21. The Uniform Code of Military Justice (UCMJ) is applicable to all military members worldwide and describes the offenses for which military members may be found criminally responsible. The version of the UCMJ in effect at the time of applicants discharge recognized sodomy, whether consensual or by force and irrespective of the gender of the parties, as an offense under Article 125. It also recognized the offenses of indecent acts with another and indecent exposure as offenses punishable under Article 134, as well as offenses to good order and discipline generally. The current version of the UCMJ maintains sodomy as an offense under Article 125, though its applicability to acts of purely private consensual sodomy, regardless of the gender of the parties involved, is constitutionally suspect. The current version of the UCMJ continues to recognize the offenses of indecent acts with another and indecent exposure as offenses under Article 120, as well as offenses against good order and discipline generally under Article 134.
22. An attempt was made to contact the applicant, to ask him if he would accept a change in the reason for his discharge from homosexual to misconduct. Those attempts were not successful in reaching the applicant.
DISCUSSION AND CONCLUSIONS:
1. The available records do not contain and the applicant has not provided any evidence to substantiate his contention that his discharge was the result of racial discrimination.

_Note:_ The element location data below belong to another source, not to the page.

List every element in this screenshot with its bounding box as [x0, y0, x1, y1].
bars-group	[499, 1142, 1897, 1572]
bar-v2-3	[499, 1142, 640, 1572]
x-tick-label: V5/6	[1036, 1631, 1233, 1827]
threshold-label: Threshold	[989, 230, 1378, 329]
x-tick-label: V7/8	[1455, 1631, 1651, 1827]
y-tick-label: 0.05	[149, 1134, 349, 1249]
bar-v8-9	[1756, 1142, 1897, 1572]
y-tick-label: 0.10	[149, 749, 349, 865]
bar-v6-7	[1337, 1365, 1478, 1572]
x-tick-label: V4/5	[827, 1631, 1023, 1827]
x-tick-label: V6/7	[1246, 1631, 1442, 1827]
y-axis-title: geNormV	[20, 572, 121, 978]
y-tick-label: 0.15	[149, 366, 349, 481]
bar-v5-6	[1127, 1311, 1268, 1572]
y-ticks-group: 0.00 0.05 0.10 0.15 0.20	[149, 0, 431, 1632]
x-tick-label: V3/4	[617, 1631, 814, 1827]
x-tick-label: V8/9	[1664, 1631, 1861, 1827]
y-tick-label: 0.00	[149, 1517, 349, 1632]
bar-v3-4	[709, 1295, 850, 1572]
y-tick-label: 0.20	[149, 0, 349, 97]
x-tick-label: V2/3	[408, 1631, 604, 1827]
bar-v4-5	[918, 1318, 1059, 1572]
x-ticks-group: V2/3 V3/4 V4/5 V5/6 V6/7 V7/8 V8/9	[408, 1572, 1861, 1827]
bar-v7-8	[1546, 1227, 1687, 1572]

2. While the applicant continues to assert that he is not a homosexual, the preponderance of evidence shows he did in fact engage in at least one homosexual act with a fellow Soldier and the act may have been accomplished by force or coercion. Furthermore, the applicant's actions violated the UCMJ, as indecent acts, indecent exposure, and conduct prejudicial to good order and discipline.
3. Had the applicants separation action involved nothing more than an admission of homosexuality, relief would be appropriate given the current policy. However, the applicants behavior without reference to his sexuality was and is misconduct. Therefore, no relief is warranted.
BOARD VOTE:
________ ________ ________ GRANT FULL RELIEF
________ ________ ________ GRANT PARTIAL RELIEF
________ ________ ________ GRANT FORMAL HEARING
___X____ ____X __ ____X___ DENY APPLICATION
BOARD DETERMINATION/RECOMMENDATION:
The evidence presented does not demonstrate the existence of a probable error or injustice. Therefore, the Board determined that the overall merits of this case are insufficient as a basis for correction of the records of the individual concerned.
__________X______________
CHAIRPERSON
I certify that herein is recorded the true and complete record of the proceedings of the Army Board for Correction of Military Records in this case.